Health Services Research
PV QA 3 - Poster Viewing Q&A 3
Purpose/Objective(s): Rectal cancer is a major cause of morbidity and mortality in the United States. Development and validation of newer technologies has made the treatment for locally advanced rectal cancer a moving target. Our group has demonstrated that short-course (SC) radiotherapy has better incremental net monetary benefit (NMB) than long-course (LC) chemoradiotherapy. The one-way sensitivity analysis of the base case scenario revealed that the 5-year probability of distant recurrence in LC and SC were the two most sensitive model parameters. We performed a threshold analysis to evaluate the degree by which prediction of distant recurrence will change the outcome of the incremental NMB.

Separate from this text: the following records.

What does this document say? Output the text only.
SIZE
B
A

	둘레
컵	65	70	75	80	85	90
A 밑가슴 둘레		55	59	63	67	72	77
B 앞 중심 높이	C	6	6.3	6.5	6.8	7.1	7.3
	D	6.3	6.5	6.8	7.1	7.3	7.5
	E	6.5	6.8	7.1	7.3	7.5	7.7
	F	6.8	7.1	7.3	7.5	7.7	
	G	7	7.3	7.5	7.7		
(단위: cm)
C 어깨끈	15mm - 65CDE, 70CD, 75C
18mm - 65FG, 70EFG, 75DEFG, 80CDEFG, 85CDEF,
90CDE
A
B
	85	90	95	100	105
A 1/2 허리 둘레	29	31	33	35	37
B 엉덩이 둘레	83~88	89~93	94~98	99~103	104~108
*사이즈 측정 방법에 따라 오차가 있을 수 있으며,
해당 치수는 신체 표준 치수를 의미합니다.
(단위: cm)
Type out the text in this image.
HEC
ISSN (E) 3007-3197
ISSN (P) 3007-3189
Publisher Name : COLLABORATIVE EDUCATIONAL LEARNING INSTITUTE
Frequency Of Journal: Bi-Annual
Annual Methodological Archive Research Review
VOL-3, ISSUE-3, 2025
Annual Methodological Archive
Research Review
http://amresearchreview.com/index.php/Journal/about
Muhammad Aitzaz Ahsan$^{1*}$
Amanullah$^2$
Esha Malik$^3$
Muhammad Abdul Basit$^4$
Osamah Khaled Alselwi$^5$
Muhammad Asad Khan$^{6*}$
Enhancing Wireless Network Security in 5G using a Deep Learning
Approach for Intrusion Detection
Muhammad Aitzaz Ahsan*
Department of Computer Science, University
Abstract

Materials/Methods: A four state (no evidence of disease, local recurrence, distant recurrence, and death) Markov model with a 5-year time horizon was developed for this evaluation. Health outcomes and costs were discounted at 3% annually. The threshold analysis evaluated the percent change needed in distant recurrence probability for SC and LC to generate equal outcomes in terms of incremental NMB at a willingness-to-pay (WTP) of $150,000 per quality adjusted life year (QALY).
Results: At baseline, SC dominated LC, yielding 0.07 more life years and 0.08 QALYs while costing at least $23,000 less. The incremental NMB at baseline was over $34,000 in favor of SC at $150,000 per QALY WTP threshold. The 5-year distant recurrence probability in the LC arm required a 29% decrease for it to match the value of SC. This shift created slightly more QALYs for the LC arm as compared to the SC arm. Similarly, the 5-year distant recurrence probability in the SC arm required a 33% increase to generate equivalent treatment values. This adjustment also created slightly more QALYs for the LC arm. In both instances the costs for LC remained greater.
Conclusion: For LC to equal SC in terms of cost-effectiveness, the probability of distant recurrence in either arm would need to change by roughly 30%. The threshold analysis provides further evidence that SC is likely more cost-effective than LC. Future research should prioritize differentiating costs and outcomes of recurrence based on primary treatment.